If I asked you the question: Are you open-minded, what is your immediate thought? The majority of people I ask this question believe they are. Although when you ask them some additional questions relating to this topic, this is when you truly find out if they are. What are these other questions? They are:

  • When was the last time you changed your way of thinking based on considering more information?
  • Do you tend to accept information at face value? Or, do you more often feel comfortable with your decisions after researching information on your own, and to ensure you understand both sides of any topic being discussed?
  • Has anyone ever told you that you are stubborn? This potentially could apply to either your thinking, or the way that you do something that you are unwilling to try to do any other way. Even if it would be more beneficial for you to do so.
  • Have others you interact with ever expressed you frustrate them? Consider why they might be saying this.
  • Is it possible for you to consider someone else’s opinion to have merit?
  • Why do you come across as always having to be right? Or, that you are the only one with a sound and reasonable answer?
  • Do you value others who are closed-minded?
  • Would you want to be considered an open-minded person?
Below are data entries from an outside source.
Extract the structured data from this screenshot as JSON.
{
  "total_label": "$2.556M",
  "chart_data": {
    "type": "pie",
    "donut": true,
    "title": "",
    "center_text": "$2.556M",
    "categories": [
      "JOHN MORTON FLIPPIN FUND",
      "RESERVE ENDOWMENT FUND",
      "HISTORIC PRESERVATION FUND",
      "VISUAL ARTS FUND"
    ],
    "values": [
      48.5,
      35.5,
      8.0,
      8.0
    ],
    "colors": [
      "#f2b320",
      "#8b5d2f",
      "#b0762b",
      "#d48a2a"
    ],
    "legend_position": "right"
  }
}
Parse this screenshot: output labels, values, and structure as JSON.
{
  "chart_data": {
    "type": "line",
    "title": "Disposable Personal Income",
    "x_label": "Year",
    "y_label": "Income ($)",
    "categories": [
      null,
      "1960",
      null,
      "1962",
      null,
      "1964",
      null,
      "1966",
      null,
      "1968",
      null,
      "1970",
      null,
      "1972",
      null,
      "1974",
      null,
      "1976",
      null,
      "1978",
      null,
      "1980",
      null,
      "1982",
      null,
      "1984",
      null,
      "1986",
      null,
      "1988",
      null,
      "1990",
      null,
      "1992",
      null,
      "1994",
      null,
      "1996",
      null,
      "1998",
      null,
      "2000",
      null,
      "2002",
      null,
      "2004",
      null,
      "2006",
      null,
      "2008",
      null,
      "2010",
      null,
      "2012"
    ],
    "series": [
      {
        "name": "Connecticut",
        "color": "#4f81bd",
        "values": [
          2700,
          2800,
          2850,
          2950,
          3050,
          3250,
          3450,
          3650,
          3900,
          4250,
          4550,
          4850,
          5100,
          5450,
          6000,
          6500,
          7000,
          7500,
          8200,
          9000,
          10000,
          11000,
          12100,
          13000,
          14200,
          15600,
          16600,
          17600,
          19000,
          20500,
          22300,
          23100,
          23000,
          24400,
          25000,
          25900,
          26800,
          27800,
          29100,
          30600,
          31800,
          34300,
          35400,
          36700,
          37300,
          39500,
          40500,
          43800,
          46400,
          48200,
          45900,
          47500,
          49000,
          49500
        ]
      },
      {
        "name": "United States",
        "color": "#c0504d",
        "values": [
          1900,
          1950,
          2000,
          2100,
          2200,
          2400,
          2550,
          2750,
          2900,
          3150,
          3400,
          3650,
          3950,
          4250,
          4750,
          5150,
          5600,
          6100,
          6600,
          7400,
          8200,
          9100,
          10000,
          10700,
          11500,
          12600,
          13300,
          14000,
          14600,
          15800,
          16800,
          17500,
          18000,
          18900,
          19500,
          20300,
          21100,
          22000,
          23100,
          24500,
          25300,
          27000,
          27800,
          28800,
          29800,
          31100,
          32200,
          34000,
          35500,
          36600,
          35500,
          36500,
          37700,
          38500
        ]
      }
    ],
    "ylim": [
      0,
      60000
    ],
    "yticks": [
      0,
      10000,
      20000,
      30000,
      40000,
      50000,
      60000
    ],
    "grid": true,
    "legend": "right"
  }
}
Surprisingly, or at least to me, there are people who would not want to be classified as being open-minded. However, in my opinion and experience, I have seen people who have changed from being closed-minded to becoming more open-minded gain tremendous opportunities and advantages over those who are not.

When you are open to the possibility of “what if”, and can re-frame your mind around it having a positive outcome, I will guarantee you will start to see and experience different and better outcomes. Are you still skeptical? What have you got to lose by trying this? You won’t know until you give it a try.